Le conte originel joue sur le profond dilemme de l’héroïne, qui ne peut parler sous peine de condamner ses frères, mais ne peut sauver sa vie –et donc ses frères, vu que leur libération dépend d’elle- qu’en prenant la parole. C’est agréable que pour une fois d’avoir une histoire où ce qui est admirable n’est pas les exploits ou les capacités exceptionnelles du héros, mais plutôt sa capacité à persévérer dans ce qui relève presque de la folie.
Certes, certains passages sont un peu clichés, et parfois à la limite de la guimauve, c’est le revers de la médaille de développer un matériel qui l’est déjà à la base, mais tout cela se lit bien, et même d’une traite une fois passée l’introduction.
C’est donc une très bonne adaptation de conte. Juliet Marillier a su densifier la matière originelle, donner de la consistance aux personnages et développer un univers pseudo-historique plutôt sympathique.
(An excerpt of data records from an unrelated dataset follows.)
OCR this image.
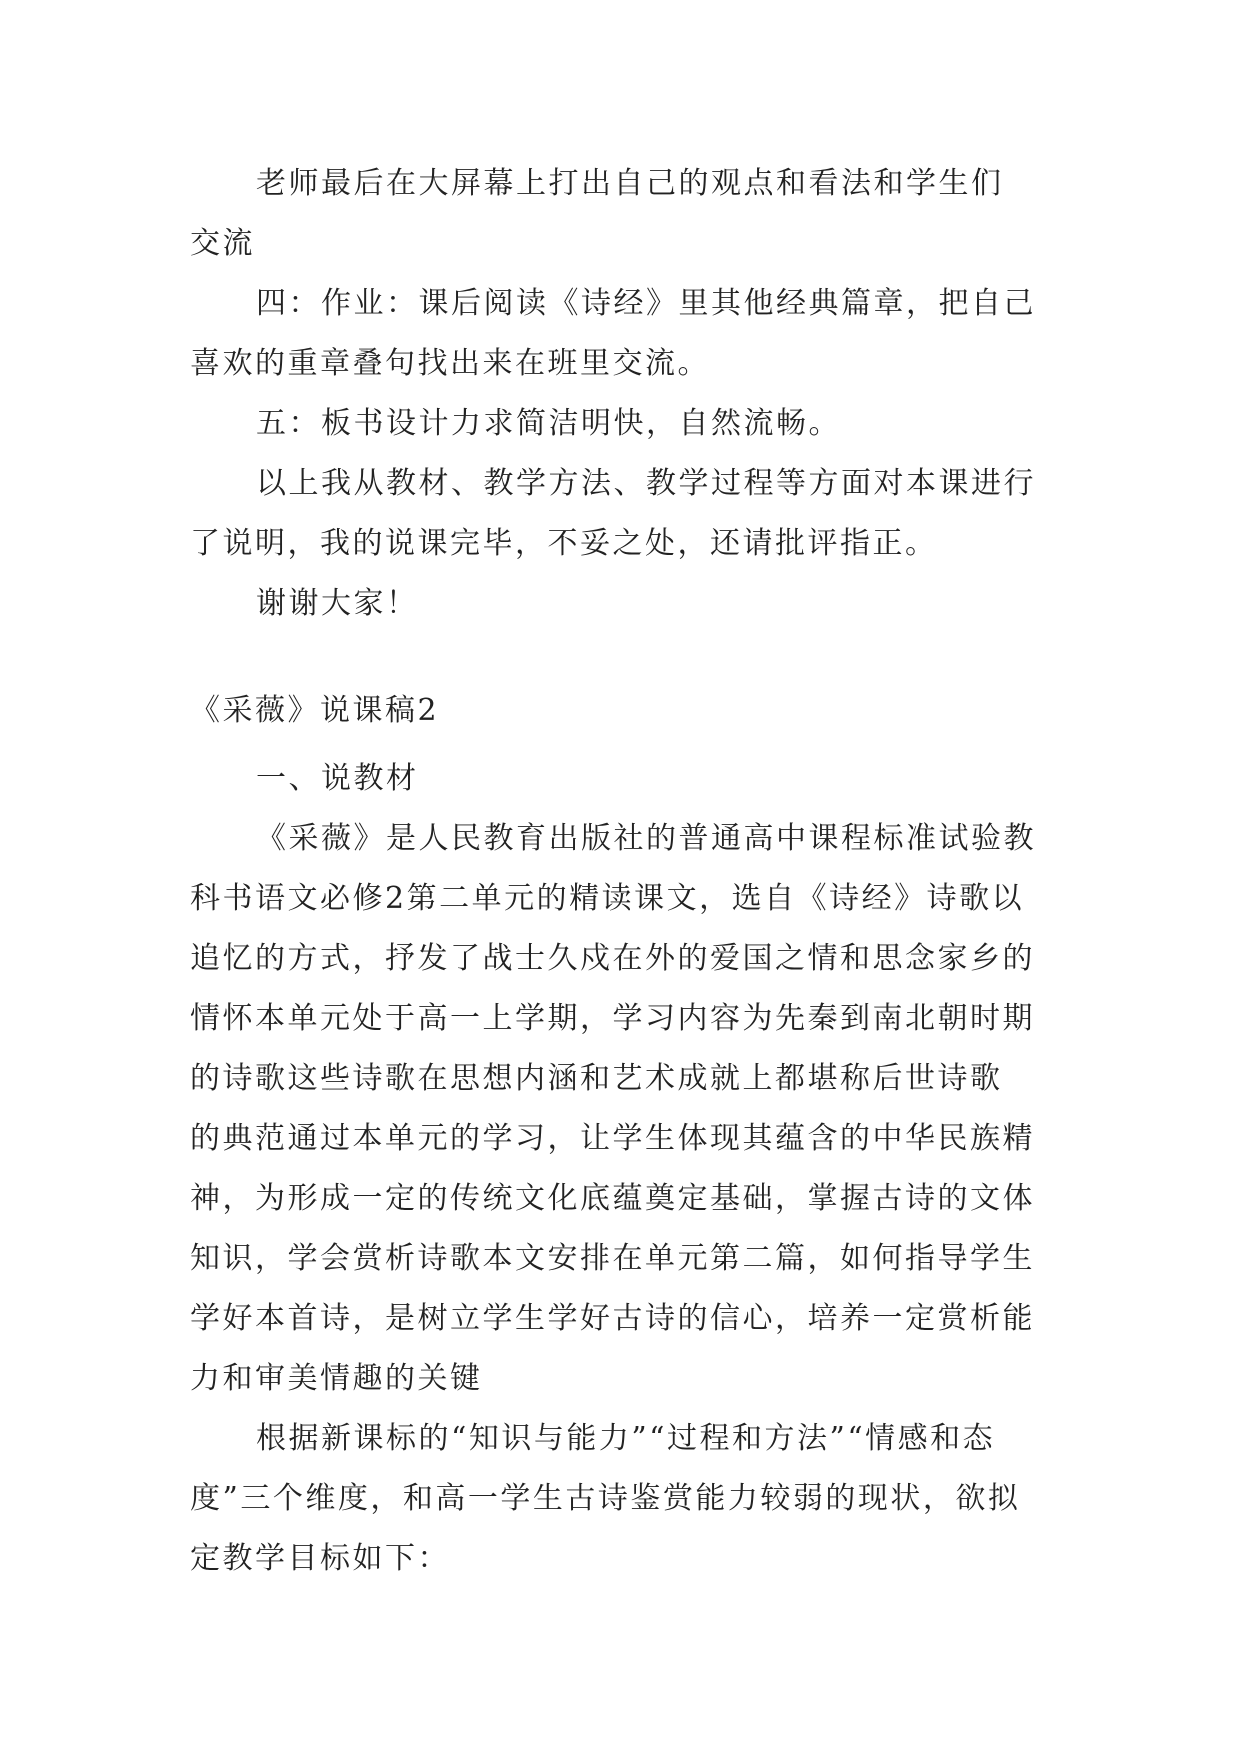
老师最后在大屏幕上打出自己的观点和看法和学生们
交流
四：作业：课后阅读《诗经》里其他经典篇章，把自己
喜欢的重章叠句找出来在班里交流。
五：板书设计力求简洁明快，自然流畅。
以上我从教材、教学方法、教学过程等方面对本课进行
了说明，我的说课完毕，不妥之处，还请批评指正。
谢谢大家！
《采薇》说课稿2
一、说教材
《采薇》是人民教育出版社的普通高中课程标准试验教
科书语文必修2第二单元的精读课文，选自《诗经》诗歌以
追忆的方式，抒发了战士久戍在外的爱国之情和思念家乡的
情怀本单元处于高一上学期，学习内容为先秦到南北朝时期
的诗歌这些诗歌在思想内涵和艺术成就上都堪称后世诗歌
的典范通过本单元的学习，让学生体现其蕴含的中华民族精
神，为形成一定的传统文化底蕴奠定基础，掌握古诗的文体
知识，学会赏析诗歌本文安排在单元第二篇，如何指导学生
学好本首诗，是树立学生学好古诗的信心，培养一定赏析能
力和审美情趣的关键
根据新课标的“知识与能力”“过程和方法”“情感和态
度”三个维度，和高一学生古诗鉴赏能力较弱的现状，欲拟
定教学目标如下：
Pour les amateurs de contes, c’est donc passionnant à lire, et on pardonnera facilement le coté un peu lisse de Sœur des cygnes (les couvertures sont jolies en plus !).
Il faut savoir qu’il existe trois tomes à la suite de celui-ci, se passant dans le même univers mais à des époques différentes, et sans le prétexte du conte. Je me demande si Atalante va se pencher dessus…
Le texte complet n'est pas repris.